I haven’t decided what I think of him yet. We met for the first time at the altar only an hour ago, standing on either side of the aisle while our parents made their vows to an otherwise empty room. I’m still trying to get a read on this blond pretty boy with the outline of a flask protruding through his pocket.

His name is Fennelly Bishop, which is a fucking stupid name, but then again I’m not one to talk. Like me, he rebels against the name, and told me to call him Fenn. I suspect he’s an athlete, or at least good at sports, because he’s got that tall, muscled build that doesn’t look like it came from a gym. Although I guess he could have a super-expensive personal trainer on retainer, some burly dude who shows up at his huge mansion and gets paid two hundred K a year to keep this blue-eyed rich boy in peak shape. They’re money people, Fenn and his dad. It wafts off them. The way he sticks his pinky out and leans back in his chair, legs splayed, as though we’re all here to serve and amuse him with our quaint peasant talents.

“When I write my memoirs,” he says, unraveling the bowtie around his neck, “I’ll remember this as the day I learned what the opposite of porn is.”

I snicker quietly. Dude’s funny, I’ll give him that.

Fenn barely has to raise his empty glass in order to get a refill from one of the half-dozen waiters in tuxedos skulking in the shadows of this swanky country club ballroom. It’s the kind of place where the silverware is made from actual silver. Someone rushes over and offers to pour, but Fenn swipes the bottle instead. Part of me wonders if I’ll have to leave here through a metal detector. The country club is in Greenwich, apparently not too far from David’s mansion, which I assume is a palace, based on this club’s sizable membership fee.

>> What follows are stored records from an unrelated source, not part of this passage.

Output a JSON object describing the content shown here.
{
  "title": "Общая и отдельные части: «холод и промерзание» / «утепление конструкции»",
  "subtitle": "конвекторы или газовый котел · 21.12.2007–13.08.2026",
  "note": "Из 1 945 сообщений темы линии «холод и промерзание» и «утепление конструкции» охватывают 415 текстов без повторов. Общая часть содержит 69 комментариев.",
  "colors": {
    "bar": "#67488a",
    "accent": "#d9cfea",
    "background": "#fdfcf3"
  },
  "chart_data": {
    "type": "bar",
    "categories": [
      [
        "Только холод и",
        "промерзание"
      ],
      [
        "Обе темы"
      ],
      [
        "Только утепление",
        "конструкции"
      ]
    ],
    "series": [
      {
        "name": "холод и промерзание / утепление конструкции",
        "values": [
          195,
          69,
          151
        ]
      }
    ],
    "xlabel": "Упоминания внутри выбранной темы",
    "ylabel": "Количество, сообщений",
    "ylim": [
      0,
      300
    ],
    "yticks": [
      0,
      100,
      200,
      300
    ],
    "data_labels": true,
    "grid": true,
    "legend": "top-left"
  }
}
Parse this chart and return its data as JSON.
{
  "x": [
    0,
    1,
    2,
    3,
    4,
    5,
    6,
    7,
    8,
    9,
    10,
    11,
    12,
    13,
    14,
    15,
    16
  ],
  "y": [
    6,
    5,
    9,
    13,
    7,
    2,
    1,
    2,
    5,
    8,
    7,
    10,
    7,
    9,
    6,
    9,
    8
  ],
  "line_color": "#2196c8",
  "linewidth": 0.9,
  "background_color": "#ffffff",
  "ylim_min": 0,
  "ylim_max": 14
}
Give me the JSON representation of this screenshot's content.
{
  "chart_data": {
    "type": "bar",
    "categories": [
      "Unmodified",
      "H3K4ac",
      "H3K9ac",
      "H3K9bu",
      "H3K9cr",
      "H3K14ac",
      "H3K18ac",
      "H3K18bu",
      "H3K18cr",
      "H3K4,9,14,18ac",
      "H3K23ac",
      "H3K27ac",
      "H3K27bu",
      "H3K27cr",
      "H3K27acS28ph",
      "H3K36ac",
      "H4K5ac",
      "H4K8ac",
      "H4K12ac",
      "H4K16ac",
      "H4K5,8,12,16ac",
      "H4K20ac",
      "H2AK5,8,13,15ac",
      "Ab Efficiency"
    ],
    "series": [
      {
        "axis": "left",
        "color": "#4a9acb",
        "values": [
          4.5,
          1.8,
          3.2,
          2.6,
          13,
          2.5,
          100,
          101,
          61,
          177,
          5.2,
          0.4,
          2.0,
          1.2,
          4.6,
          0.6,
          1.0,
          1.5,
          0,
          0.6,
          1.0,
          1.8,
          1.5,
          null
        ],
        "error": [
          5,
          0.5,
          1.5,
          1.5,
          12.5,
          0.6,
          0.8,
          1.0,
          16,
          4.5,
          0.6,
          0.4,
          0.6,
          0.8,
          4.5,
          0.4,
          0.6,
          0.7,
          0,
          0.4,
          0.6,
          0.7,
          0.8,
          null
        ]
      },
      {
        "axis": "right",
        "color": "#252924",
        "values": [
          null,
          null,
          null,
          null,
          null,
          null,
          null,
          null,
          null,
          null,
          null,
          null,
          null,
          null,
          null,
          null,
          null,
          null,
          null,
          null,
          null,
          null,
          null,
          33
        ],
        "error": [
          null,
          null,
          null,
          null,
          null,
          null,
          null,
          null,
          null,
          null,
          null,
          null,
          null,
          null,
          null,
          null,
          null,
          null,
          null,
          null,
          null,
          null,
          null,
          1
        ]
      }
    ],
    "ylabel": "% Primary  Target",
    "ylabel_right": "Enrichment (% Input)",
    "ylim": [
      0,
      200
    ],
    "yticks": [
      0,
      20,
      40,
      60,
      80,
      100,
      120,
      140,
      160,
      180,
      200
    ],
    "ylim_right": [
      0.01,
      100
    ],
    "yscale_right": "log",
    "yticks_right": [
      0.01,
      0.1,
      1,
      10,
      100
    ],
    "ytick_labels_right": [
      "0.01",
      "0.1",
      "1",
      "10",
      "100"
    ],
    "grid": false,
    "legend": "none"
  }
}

We’re worlds away from the lower-middle-class suburbs where Mom and I live on the other side of the state.

“Chick over there? She’s looking at you.” Fenn nods past my shoulder.

Nobody ever said I was polite, so I turn around to follow his gaze. A short brunette in a server’s outfit flashes me a coy smile before raising one brow.

I turn back. “Nah, I’m good,” I tell him.

“I don’t know, dude.” Fenn cocks his head in appraisal. “She’s kinda cute. I don’t think anyone would notice if you took her into the cart house or something.”

The last thing on my mind is hooking up. It’ll take weeks for me to be able to unsee the display of parental vertical sex currently assaulting my eyes. Fenn must read the notion on my face because he chuckles and pushes a stray glass of something at me.

“Yeah.” He shakes his head. “Neither the time nor place. Sorta like having a wank when I know my dad’s in the next room. Can’t get hard. Doesn’t seem right, you know?”

The guy’s too into sharing.

“Lucky for me,” he adds with a shrug, “he’s not around much.”